Let $n_{1}$ and $n_{2}$ be positive rational numbers such that $n_{1}<n_{2}$. Let $a=3n_{1}$, $b=-3n_{1}^2$, $c=n_{1}^3-n_{2}^3$.
Can $$\frac{-b+\sqrt{b^2-4ac}}{2a}$$ be a rational number?
In my problem, see Parcly Taxel answer, I want $h_{w_1},h_{w_2}$ and $h$ all to be positive rational numbers with $(h_{w_1}<h_{w_2})$. Is that possible?
EDIT: This post has missed one important factor that $n_1 < n_2$, what means that this post does not answer the question.
I assume your talking about quadratic equations and the quadratic formula.

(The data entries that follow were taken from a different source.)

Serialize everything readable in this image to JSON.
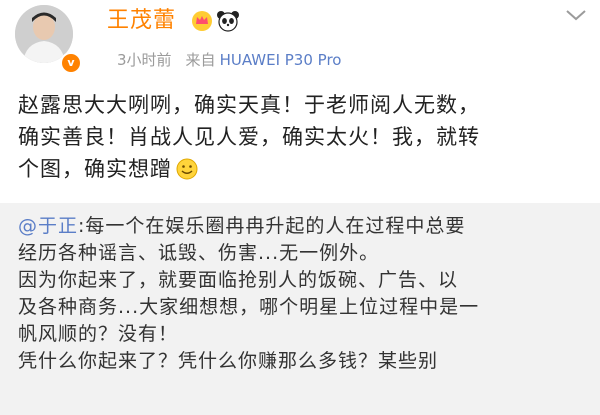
{
  "post": {
    "author": {
      "name": "王茂蕾",
      "verified_badge": "v",
      "badges": [
        "crown-icon",
        "panda-icon"
      ]
    },
    "meta": {
      "time": "3小时前",
      "source_prefix": "来自",
      "device": "HUAWEI P30 Pro"
    },
    "body_lines": [
      "赵露思大大咧咧，确实天真！于老师阅人无数，",
      "确实善良！肖战人见人爱，确实太火！我，就转",
      "个图，确实想蹭"
    ],
    "emoji": "smile-icon"
  },
  "quote": {
    "mention": "@于正",
    "lines": [
      ":每一个在娱乐圈冉冉升起的人在过程中总要",
      "经历各种谣言、诋毁、伤害...无一例外。",
      "因为你起来了，就要面临抢别人的饭碗、广告、以",
      "及各种商务...大家细想想，哪个明星上位过程中是一",
      "帆风顺的？没有！",
      "凭什么你起来了？凭什么你赚那么多钱？某些别"
    ],
    "watermark": "某些别"
  },
  "colors": {
    "accent": "#ff8200",
    "link": "#5b7ec7",
    "quote_bg": "#f2f2f2",
    "meta_gray": "#9b9b9b"
  }
}
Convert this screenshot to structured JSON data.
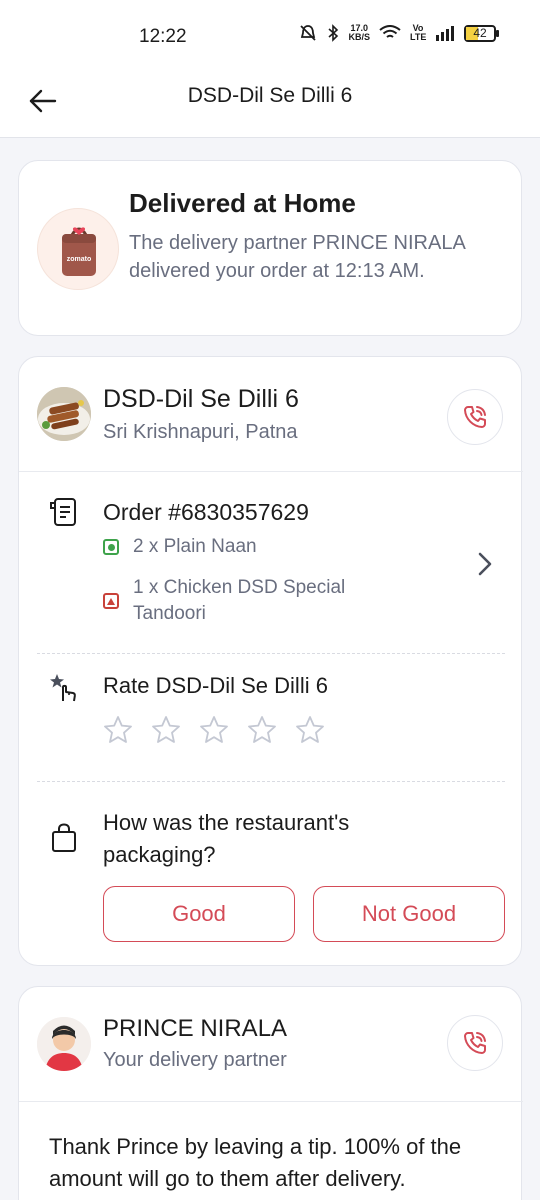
{
  "status_bar": {
    "time": "12:22",
    "net_speed_value": "17.0",
    "net_speed_unit": "KB/S",
    "volte": "Vo LTE",
    "battery": "42"
  },
  "header": {
    "title": "DSD-Dil Se Dilli 6"
  },
  "delivery": {
    "title": "Delivered at Home",
    "description": "The delivery partner PRINCE NIRALA delivered your order at 12:13 AM.",
    "bag_brand": "zomato"
  },
  "restaurant": {
    "name": "DSD-Dil Se Dilli 6",
    "location": "Sri Krishnapuri, Patna"
  },
  "order": {
    "title": "Order #6830357629",
    "items": [
      {
        "text": "2 x Plain Naan",
        "type": "veg"
      },
      {
        "text": "1 x Chicken DSD Special Tandoori",
        "type": "non-veg"
      }
    ]
  },
  "rating": {
    "title": "Rate DSD-Dil Se Dilli 6",
    "star_count": 5,
    "selected": 0
  },
  "packaging": {
    "question": "How was the restaurant's packaging?",
    "good_label": "Good",
    "not_good_label": "Not Good"
  },
  "rider": {
    "name": "PRINCE NIRALA",
    "role": "Your delivery partner",
    "tip_text": "Thank Prince by leaving a tip. 100% of the amount will go to them after delivery."
  },
  "colors": {
    "accent": "#d44b57",
    "veg": "#3ea34b",
    "non_veg": "#c9423a",
    "muted_text": "#696e7f"
  }
}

Then you have the input $3n_1x^2 - 3n_1x + n_1^3 - n_2^3 = 0$, then the quadratic formula $\frac{-b + \sqrt{b^2 -4ac}}{2a}$. If we insert all the values, we get the following term:
$$\frac{3n_1 + \sqrt{9n_1^2 -4(3n_1)(n_1^3 - n_2^3)}}{6n_1} \in \mathbb{N}$$ $$n_1 \ne 0$$
Since the question only asks "Can it be rational?", we just need to find a pair that makes the equation rational: Since $n_1$ is rational, we can ignore everything outside of the root, giving us:
$$\sqrt{9n_1^2 -4(3n_1)(n_1^3 - n_2^3)} \in \mathbb{N}$$ $$n_1 \ne 0$$
Reform the equation
$$\sqrt{9n_1^2 -4(3n_1)(n_1^3 - n_2^3)} = \sqrt{9n_1^2 - 12n_1^4 + 12n_1n_2^3}$$
Now the goal is to show that $\sqrt{9n_1^2 - 12n_1^4 + 12n_1n_2^3}$ is a rational number, which reformed gives $\sqrt3\sqrt{3n_1^2 - 4n_1^4 + 4n_1n_2^3}$. This means that the right root must be of the form $3 \cdot x^2$, so the output makes sense.
We look at a more general case where we only require $a,b,c$ and $(-b+\sqrt{b^2-4ac})/(2a)$ to be rational.
A necessary condition is $$y^2 = b^2-4ac = 3n_1(4n_2^3-n_1^3)$$ for some rational $y$. Since we cannot have $n_1=0$ due to the denominator of $2a$, we may assume that $n_1\neq 0$.
Multiplying by $144/n_1^4$ and setting $n_2 = \dfrac{n_1X}{12},y=\dfrac{n_1^2Y}{12}$, we get an Elliptic Curve $E$ over the rationals $$ E: Y^2=X^3-432 $$ This tells us that every rational solution $(a,b,c,y)$ to our original equation must map to some rational point $(X,Y)$ on $E$. Hence we can start from $E$ and work backwards.
Now the critical part is this Elliptic Curve $E$ is well-known to only have the solutions $(X,Y) = (12,\pm 36)$ over the rationals. One reference from here.
This means that the only possible solutions of $(a,b,c,y)$ must satisfy $$ \begin{align*} (12,\pm 36) &= (X,Y) = \left(\frac{12n_2}{n_1}, \frac{12y}{n_1^2}\right)\\ (1,\pm 3) &= \left(\frac{n_2}{n_1},\frac{y}{n_1^2}\right) \end{align*} $$ This shows that we must have $n_2/n_1=1$.
Now going back to the original question, since we require $n_1<n_2$ this is impossible.